Со временем все по сказанному и совершилось, не правда ли? — даже часть третья той невнятной совокупности кар, хотя, вообще говоря, осквернению, после того как я покинул город, подверглись не столько жены мои, сколько наложницы. Опять-таки я никогда и не считал моего сына «ближним», а наложниц — женами. Сказать по правде, я и большую часть своих жен женами не считал. Мелхола, Авигея да Вирсавия — таковы были женщины, представлявшие для меня особую важность в разные периоды моей жизни, вот как сейчас Ависага. Эта черноволосая девочка, обнажаясь, становится потрясающе красивой, особенно прелестно черноволосое место слияния ее бедер — даже Вирсавия так говорит, — и я подумываю, не взять ли мне ее в жены, если нам с нею предстоит долго еще встречаться на моем смертном одре. Впрочем, речь у нас сейчас не о ней. Помню, какую благодарность я на миг испытал, когда в монологе Нафана возникла, к моему удивлению, веселая нотка, казалось, предрекающая счастливый конец.

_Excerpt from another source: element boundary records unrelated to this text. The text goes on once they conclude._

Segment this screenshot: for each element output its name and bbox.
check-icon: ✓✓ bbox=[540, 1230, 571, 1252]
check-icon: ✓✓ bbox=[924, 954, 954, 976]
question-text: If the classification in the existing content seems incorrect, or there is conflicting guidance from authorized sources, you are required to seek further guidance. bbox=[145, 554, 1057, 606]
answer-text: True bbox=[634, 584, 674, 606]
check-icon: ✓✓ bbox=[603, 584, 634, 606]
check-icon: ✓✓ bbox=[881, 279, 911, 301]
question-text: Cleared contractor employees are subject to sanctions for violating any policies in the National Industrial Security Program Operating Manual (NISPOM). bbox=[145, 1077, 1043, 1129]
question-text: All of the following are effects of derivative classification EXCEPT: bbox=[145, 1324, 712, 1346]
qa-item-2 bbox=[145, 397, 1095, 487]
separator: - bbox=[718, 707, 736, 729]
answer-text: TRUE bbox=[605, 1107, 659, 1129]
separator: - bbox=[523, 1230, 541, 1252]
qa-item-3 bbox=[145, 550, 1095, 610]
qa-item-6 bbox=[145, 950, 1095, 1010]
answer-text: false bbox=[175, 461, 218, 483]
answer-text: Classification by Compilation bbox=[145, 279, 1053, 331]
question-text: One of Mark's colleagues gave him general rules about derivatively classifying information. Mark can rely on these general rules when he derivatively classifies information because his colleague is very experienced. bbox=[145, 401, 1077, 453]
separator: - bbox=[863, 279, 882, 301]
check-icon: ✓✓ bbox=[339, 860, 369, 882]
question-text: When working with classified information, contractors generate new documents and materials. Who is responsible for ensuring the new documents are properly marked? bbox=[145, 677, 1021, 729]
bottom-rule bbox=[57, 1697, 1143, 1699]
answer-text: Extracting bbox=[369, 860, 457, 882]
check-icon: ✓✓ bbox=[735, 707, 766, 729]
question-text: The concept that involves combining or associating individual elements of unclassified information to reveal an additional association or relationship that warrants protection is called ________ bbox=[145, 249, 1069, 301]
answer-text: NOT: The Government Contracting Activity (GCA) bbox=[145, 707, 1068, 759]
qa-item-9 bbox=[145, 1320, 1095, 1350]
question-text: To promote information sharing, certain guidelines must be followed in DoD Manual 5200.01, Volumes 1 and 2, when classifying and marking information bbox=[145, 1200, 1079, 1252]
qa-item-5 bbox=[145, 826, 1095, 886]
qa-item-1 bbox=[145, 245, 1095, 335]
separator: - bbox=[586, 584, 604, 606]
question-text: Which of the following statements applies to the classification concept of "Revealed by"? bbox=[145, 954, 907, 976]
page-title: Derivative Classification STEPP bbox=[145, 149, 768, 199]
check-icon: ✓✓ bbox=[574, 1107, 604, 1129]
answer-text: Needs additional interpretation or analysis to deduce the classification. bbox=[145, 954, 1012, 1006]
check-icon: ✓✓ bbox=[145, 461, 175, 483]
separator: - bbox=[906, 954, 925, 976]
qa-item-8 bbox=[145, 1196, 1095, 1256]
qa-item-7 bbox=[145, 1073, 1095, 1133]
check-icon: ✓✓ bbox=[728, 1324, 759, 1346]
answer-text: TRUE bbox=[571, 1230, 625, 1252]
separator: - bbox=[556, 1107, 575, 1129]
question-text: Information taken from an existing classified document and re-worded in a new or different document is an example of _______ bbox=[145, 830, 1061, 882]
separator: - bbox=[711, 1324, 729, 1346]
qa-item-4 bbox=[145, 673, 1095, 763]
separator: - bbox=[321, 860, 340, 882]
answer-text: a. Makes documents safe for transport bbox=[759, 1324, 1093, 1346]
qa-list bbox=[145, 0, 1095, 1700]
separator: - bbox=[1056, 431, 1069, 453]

— Не тревожься, не тревожься, — с успокоительной ужимкой объявил он. — Господь снял с тебя грех твой.

Уже хорошо.

— Ты не умрешь.

И того лучше. А следом шла главная радость.

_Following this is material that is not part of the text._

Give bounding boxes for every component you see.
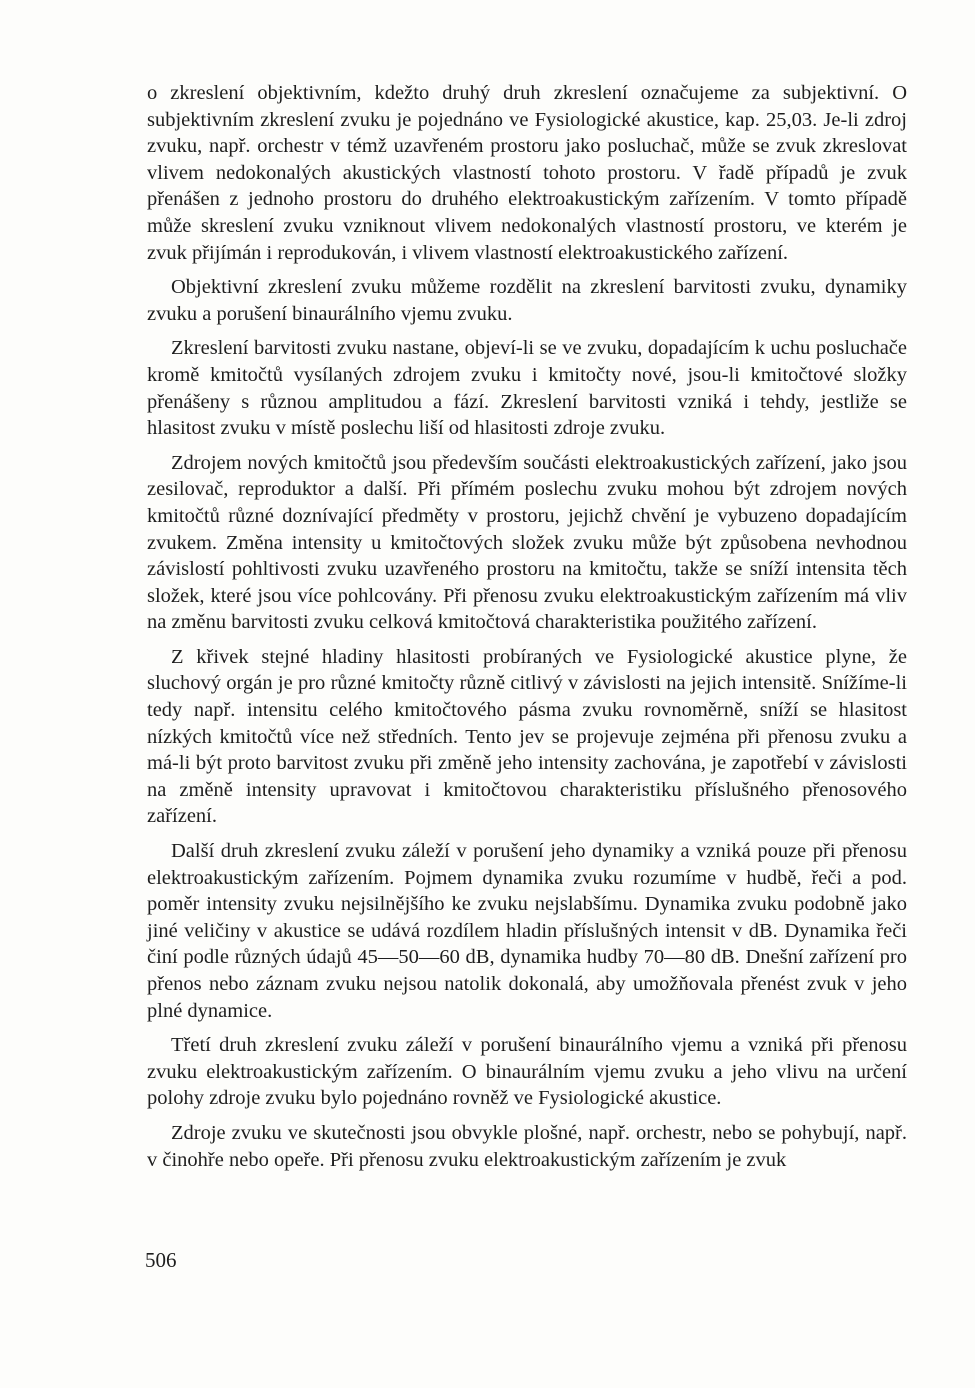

— Но сын твой, — сказал Нафан, — умрет наверняка.

Вот и верь после таких вывертов в Господа.

Моего Бога и моего сына я утратил одновременно.


Пока Бог не снял с меня грех мой и не возложил его на младенца, мы с Ним были такими друзьями — водой не разольешь. Я просил Его о наставлении всякий раз, как мне таковое требовалось. И всегда мог рассчитывать на ответ. Разговаривали мы вежливо и по делу. Попусту слов не тратили.

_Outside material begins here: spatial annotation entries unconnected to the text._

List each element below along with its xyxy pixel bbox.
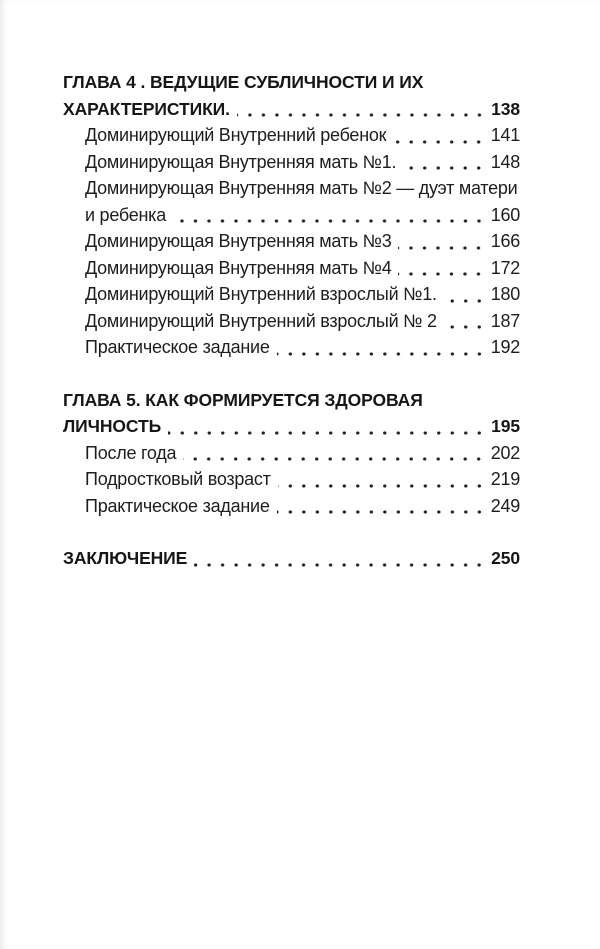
toc-page-number: 250 [491, 548, 520, 568]
dot-leader [194, 545, 488, 572]
toc-page-number: 249 [490, 495, 520, 516]
toc-row [63, 466, 520, 493]
toc-page-number: 219 [490, 469, 520, 489]
dot-leader [173, 202, 488, 229]
dot-leader [183, 440, 487, 467]
toc-row-conclusion [63, 545, 520, 572]
toc-page-number: 202 [490, 442, 520, 463]
toc-page-number: 141 [490, 125, 520, 145]
toc-entry-label: Доминирующая Внутренняя мать №4 [85, 257, 392, 278]
toc-page-number: 166 [490, 231, 520, 251]
dot-leader [277, 493, 488, 520]
toc-entry-label: и ребенка [85, 204, 166, 225]
toc-row-wrapped-line1 [63, 175, 520, 202]
dot-leader [277, 334, 488, 361]
toc-row [63, 440, 520, 467]
toc-chapter-title: ГЛАВА 4 . ВЕДУЩИЕ СУБЛИЧНОСТИ И ИХ [63, 72, 424, 92]
toc-row [63, 228, 520, 255]
toc-chapter-title: ГЛАВА 5. КАК ФОРМИРУЕТСЯ ЗДОРОВАЯ [63, 389, 423, 410]
dot-leader [398, 255, 487, 282]
toc-entry-label: После года [85, 442, 177, 463]
toc-row [63, 255, 520, 282]
toc-page-number: 138 [491, 98, 520, 119]
dot-leader [237, 96, 488, 123]
toc-page-number: 195 [491, 416, 520, 436]
toc-chapter-title: ЗАКЛЮЧЕНИЕ [63, 548, 188, 568]
toc-row-chapter4-line2 [63, 96, 520, 123]
dot-leader [403, 149, 487, 176]
toc-page-number: 192 [490, 337, 520, 357]
toc-entry-label: Доминирующий Внутренний ребенок [85, 125, 387, 145]
toc-row [63, 122, 520, 149]
toc-row [63, 281, 520, 308]
dot-leader [393, 122, 487, 149]
dot-leader [168, 413, 488, 440]
toc-chapter-title: ХАРАКТЕРИСТИКИ. [63, 98, 230, 119]
dot-leader [444, 281, 488, 308]
toc-entry-label: Практическое задание [85, 337, 270, 357]
toc-entry-label: Доминирующая Внутренняя мать №2 — дуэт матери [85, 178, 518, 198]
toc-chapter-title: ЛИЧНОСТЬ [63, 416, 162, 436]
toc-page-number: 160 [490, 204, 520, 225]
toc-entry-label: Подростковый возраст [85, 469, 271, 489]
toc-row [63, 308, 520, 335]
toc-row [63, 493, 520, 520]
toc-row-chapter5-line2 [63, 413, 520, 440]
toc-page-number: 180 [490, 284, 520, 304]
toc-entry-label: Практическое задание [85, 495, 270, 516]
toc-entry-label: Доминирующий Внутренний взрослый №1. [85, 284, 437, 304]
toc-row [63, 334, 520, 361]
toc-page-number: 148 [490, 151, 520, 172]
toc-row [63, 149, 520, 176]
dot-leader [444, 308, 488, 335]
dot-leader [278, 466, 488, 493]
toc-entry-label: Доминирующая Внутренняя мать №3 [85, 231, 392, 251]
toc-page-number: 187 [490, 310, 520, 331]
toc-row-chapter5-line1 [63, 387, 520, 414]
toc-page-number: 172 [490, 257, 520, 278]
toc-entry-label: Доминирующий Внутренний взрослый № 2 [85, 310, 437, 331]
toc-row-wrapped-line2 [63, 202, 520, 229]
toc-row-chapter4-line1 [63, 69, 520, 96]
dot-leader [398, 228, 487, 255]
toc-entry-label: Доминирующая Внутренняя мать №1. [85, 151, 397, 172]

— Идти ли мне в Кеиль и спасти город? — спросил я, будучи еще беглецом в Иудее.

— Иди в Кеиль и спаси город, — с упованием ответил Бог.

— Идти ли мне в Хеврон Иудин и позволить ли старейшинам короновать меня в цари? — спросил я, получив известие о смерти Саула и сочинив мою знаменитую элегию.

— Почему бы и нет? — сделал Он мне одолжение.

Ответы, получаемые мной от Него, неизменно оказывались теми, какие я больше всего хотел услышать, так что мне часто мерещилось, будто я разговариваю сам с собой. Мне не пришлось сносить вулканических застращиваний, изгадивших Моисееву жизнь с той поры, как Бог вошел в нее, ни даже половины тех мук, которые насылало Его глубокое, холодное, нерушимое молчание и которые в конце концов толкнули беднягу Саула к беззаконной волшебнице из Аэндора, чтобы в отчаянии побеседовать с духом Самуила, более чем кто бы то ни было повинного в распаде Саулова рассудка. Когда Самуил порвал с Саулом и бросил его одиноко плавать по волнам становившегося все более мучительным мира, полагаясь при этом лишь на собственные небогатые силы, он навек лишил его надежды на Бога. Больше Саул ни разу не получил ни слова, ни знака, свидетельствующего о том, что хоть кто-то присматривает за ним сверху, или хотя бы о том, что кому-то там есть до него дело. Всесожжения его имели такой же успех, как если б он просто жарил себе котлеты.